Now you may ask, quite fairly, what does one byte per string matter? Even on a vintage system it’s not THAT much. But in practice, I found I was wasting a lot of instructions to populate the necessary registers to write text to screen. Plus, using the standard multiple byte write routine, you would have to push the length byte into a register then shift it to make it a word value, resulting in burning six bytes of instruction space for EVERY text string.
I wrote a specific text-to-video routine which looks for that bit, and only stops writing when it encounters it. It also can move through entire blocks of sequential text, so that I can only set two values (screen address and text address) at the start, and just change the screen pointer for the rest! The result is my interfaces can be built much more efficiently in memory without a great deal of trade off in performance.
I also made some adjustments so that I could start using compressed text in memory for the Start module. This became necessary as raw uncompressed text pushed the module size to close to the limit. I reclaimed over 2K in space by using compression and the natural text block writing system the game natively uses.

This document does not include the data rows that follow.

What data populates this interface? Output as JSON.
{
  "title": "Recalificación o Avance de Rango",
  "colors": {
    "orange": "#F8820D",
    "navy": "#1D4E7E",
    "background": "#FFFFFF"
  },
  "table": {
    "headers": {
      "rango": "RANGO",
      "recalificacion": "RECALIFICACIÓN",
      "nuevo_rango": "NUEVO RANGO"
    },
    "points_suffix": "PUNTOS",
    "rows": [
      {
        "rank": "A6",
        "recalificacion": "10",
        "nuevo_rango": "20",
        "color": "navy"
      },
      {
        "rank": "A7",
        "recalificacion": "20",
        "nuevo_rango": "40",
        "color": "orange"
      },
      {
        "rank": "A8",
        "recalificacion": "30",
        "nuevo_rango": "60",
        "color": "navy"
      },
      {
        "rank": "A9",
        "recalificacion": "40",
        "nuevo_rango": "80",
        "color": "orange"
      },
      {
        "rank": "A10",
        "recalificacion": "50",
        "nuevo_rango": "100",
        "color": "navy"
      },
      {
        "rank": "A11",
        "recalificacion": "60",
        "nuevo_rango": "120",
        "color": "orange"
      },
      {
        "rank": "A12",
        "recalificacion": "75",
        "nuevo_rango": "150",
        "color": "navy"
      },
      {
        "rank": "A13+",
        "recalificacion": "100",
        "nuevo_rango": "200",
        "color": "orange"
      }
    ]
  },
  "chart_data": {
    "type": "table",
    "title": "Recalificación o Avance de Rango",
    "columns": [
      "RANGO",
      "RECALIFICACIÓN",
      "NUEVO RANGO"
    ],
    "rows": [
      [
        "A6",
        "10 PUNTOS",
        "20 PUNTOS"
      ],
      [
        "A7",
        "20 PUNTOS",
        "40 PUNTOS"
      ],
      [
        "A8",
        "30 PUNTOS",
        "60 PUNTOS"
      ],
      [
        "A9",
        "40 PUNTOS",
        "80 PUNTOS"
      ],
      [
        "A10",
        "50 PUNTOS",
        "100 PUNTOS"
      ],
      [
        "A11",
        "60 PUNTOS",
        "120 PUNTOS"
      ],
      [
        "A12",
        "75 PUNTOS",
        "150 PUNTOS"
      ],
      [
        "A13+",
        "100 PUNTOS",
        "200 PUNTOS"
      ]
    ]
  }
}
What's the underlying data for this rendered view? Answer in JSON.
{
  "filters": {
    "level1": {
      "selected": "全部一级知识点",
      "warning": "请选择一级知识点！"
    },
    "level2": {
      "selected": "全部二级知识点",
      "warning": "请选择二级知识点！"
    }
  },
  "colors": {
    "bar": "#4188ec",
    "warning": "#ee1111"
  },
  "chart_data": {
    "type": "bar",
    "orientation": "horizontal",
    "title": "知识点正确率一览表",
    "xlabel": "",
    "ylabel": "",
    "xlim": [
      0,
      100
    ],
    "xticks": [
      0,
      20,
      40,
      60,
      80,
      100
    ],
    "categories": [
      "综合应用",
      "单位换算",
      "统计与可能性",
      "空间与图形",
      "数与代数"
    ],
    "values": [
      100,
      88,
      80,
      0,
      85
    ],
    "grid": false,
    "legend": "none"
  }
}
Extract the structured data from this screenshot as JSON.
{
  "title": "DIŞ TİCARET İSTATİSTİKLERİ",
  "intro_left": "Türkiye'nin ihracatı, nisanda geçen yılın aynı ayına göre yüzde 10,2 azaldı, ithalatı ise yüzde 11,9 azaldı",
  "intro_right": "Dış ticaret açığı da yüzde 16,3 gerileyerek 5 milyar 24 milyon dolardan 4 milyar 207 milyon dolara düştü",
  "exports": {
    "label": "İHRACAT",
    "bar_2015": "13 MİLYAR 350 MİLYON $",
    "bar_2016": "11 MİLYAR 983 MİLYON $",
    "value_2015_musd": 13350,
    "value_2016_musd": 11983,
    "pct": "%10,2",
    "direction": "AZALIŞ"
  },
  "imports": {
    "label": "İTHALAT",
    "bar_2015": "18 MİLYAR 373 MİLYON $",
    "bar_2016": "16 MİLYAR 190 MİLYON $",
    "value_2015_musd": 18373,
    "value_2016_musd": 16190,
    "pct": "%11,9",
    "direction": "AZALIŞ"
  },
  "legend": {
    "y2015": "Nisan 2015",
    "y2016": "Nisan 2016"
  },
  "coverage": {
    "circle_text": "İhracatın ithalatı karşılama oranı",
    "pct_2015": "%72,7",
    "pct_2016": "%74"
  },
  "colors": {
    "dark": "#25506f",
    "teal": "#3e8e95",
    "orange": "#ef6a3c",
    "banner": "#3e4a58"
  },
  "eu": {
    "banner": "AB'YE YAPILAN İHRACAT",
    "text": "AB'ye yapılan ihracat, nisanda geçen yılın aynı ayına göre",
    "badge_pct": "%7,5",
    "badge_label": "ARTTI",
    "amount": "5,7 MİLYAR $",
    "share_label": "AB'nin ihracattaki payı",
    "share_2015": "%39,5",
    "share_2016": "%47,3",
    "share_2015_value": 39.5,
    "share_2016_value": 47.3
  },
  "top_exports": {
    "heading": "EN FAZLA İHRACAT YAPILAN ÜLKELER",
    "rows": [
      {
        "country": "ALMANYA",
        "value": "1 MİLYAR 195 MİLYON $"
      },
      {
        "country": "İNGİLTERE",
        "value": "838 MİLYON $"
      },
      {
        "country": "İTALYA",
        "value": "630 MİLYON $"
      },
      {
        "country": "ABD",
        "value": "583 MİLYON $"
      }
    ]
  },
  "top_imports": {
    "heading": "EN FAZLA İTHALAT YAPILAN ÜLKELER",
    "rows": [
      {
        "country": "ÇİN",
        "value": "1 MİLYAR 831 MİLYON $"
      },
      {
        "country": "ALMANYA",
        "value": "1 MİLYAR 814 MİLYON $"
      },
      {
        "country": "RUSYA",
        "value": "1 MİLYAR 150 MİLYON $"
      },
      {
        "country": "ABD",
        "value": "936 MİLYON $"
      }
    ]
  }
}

For the battlemap work, after writing out various designs and trying different edge cases, I think I finally hit upon a workable method. Here’s how it will work…
A few years back, I wrote a TI-BASIC game called Aperture, a simple version of Portal. (Which you can find on the TI Game Shelf.) It features 16 different levels with a wide variety of features. How did I do it? I used a procedural generation process, storing different drawing operations such as horizontal line, vertical line, box, and so forth, as well as placement of special objects. Each level took up a couple hundred bytes of dataspace on average; the more complex the level design the more it took.
I realized that this kind of system would work for battlemaps too. When you want to draw features in a two-dimensional format, you’ll find most linear compression methods are very binary; either they are fantastically good or extremely inefficient. This defeats that making the complexity of the screen the only limitation.
The design is as follows:
- Each tile has a “code” indicating it’s general type such as grass, hills, forest, and so forth
- Up to 16 character patterns are loaded from memory for the battlemap, some are indicated as “open” spaces and others as “blocked”
- The various patterns (relatively stored as 0-15) are drawn and plotted. Some methods will scatter patterns at random
- If you have blocking tiles surrounding the player, these tiles are used to draw “walls” for dungeon and building corridors
- For each map, a common “wall” and “floor” are stored in the map array data in the event that it can’t determine an exact type
My rough calculations right now show that I should be able to store all the battlemap generation data in around 1 kilobyte. That should be workable!